Ahí arriba, portentoso, en majestad, Cristo parecía sostener los siglos sobre sus hombros, como si no hubiese tiempo, viajando mucho antes de que Toro lo sacase cada Lunes Santo en procesión con las capas de ceremonia y el lamento de la tuba, en el silencio solemne de miles de oraciones hacia dentro, de esas cosas que quedan entre Dios y tú.

Ahí, contemplando desde lo alto las torres y los campanarios, las iglesias que custodian las otras cruces que los toresanos veneran, las Vírgenes que visten de luto y belleza los días santos, cuando los conqueros piden limosnas desde un silencio que da miedo , los cargadores abrazan la madera y las mujeres sacan su ropa negra mientras las calles se convierten en un museo viviente de la Pasión de Cristo.

Así, abrazando a la ciudad de la piedra y la vega, la de las iglesias mudéjares y el arco del reloj como única medida del tiempo, Dios en lo alto, portentoso, recordando a los toresanos el principio y el fin, los días de Pasión de un pueblo apasionado que se entrega a sus ritos, sus fiestas y sus costumbres como si no hubiese un día después.

Un pueblo que canta coplas de febrero, que pisa la uva tardía de octubre, que fermenta en el vientre de su tierra el vino y corre toros en su albero histórico en el día del santo Agustín.

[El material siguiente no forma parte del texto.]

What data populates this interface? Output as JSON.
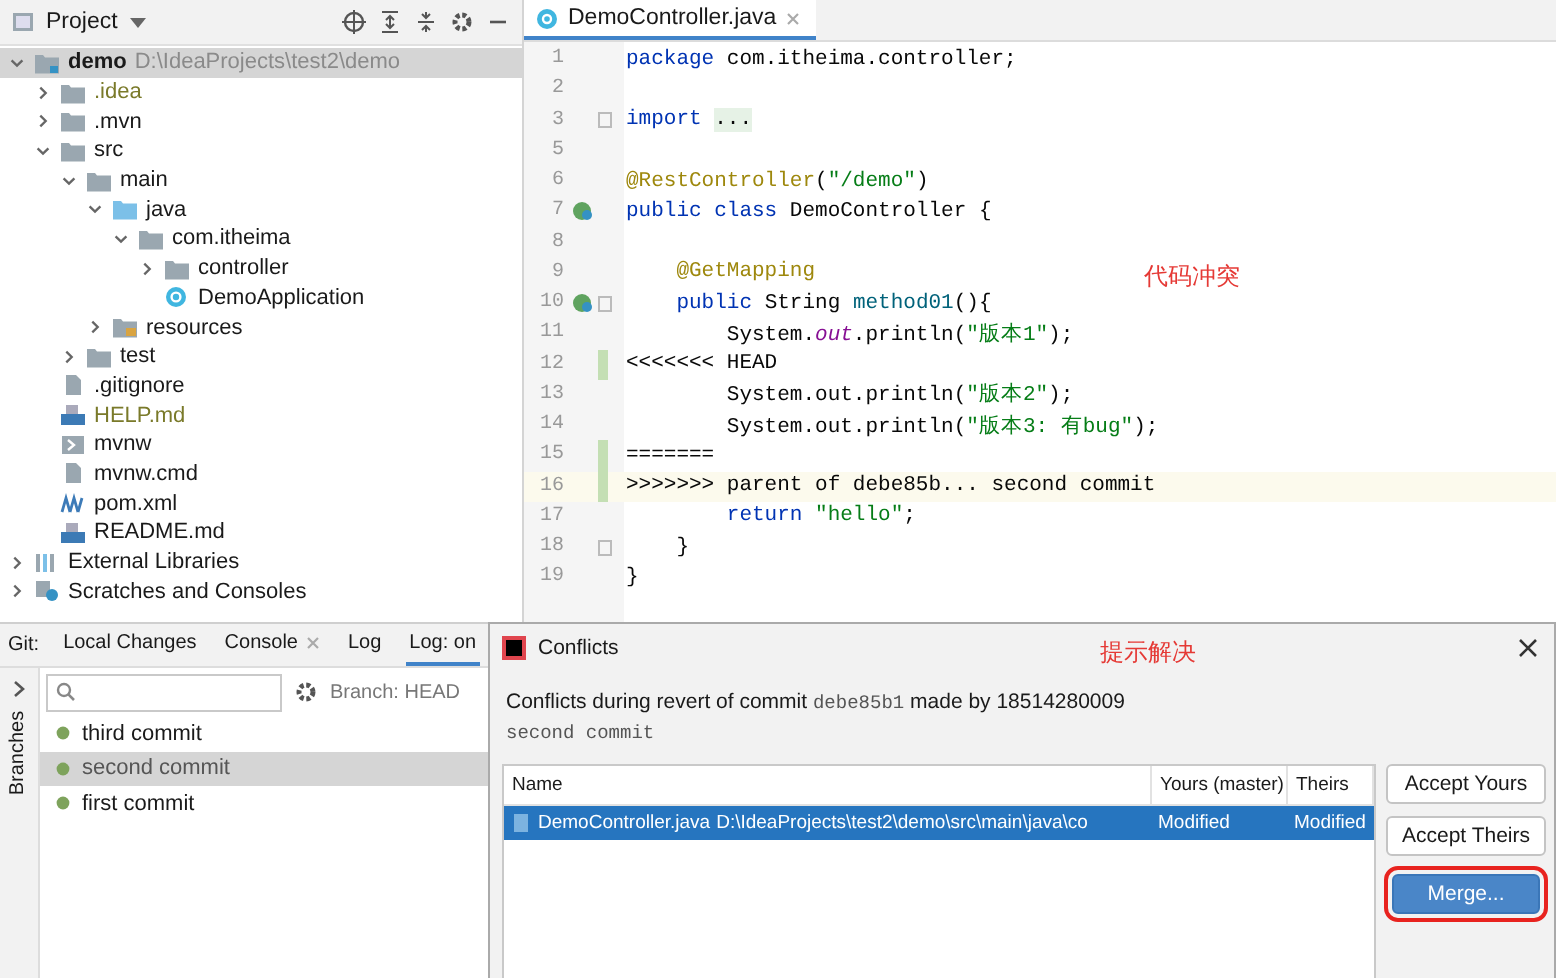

Y ahí, por encima de todo, el Cristo en la Cruz a cuya Pasión y Muerte asiste Toro en pleno como una maldición que se repite cada primera luna de primavera para despuntar en la Resurrección gozosa, la vida por las esquinas, la alegría de una nueva Pascua que dé paso a las romerías y al verano que traerá nuevos agostos, el baile de los gigantes, una nueva vendimia.

Quise abrazarlo ahí, tan arriba. Quise besar sus pies, cerrar sus heridas, descenderlo a mis brazos como una piedad de carne y hueso. Y quise abarcar a Toro entera con mis brazos por mantener viva la llama, la fe y la pasión de un pueblo que canta y que reza, que cose alegrías con penitencias, que late con el corazón acelerado cuando se acercan los días santos y todo es luz en la noche, y silencio y devociones.

Quise entonces que Dios se quedase ahí para siempre, suspendido en la nada, por encima de todo, abrazando a Toro en el luminoso trazo de sus brazos extendidos, siempre abiertos, como los mismos brazos de esta tierra que ya siempre será un poco mía.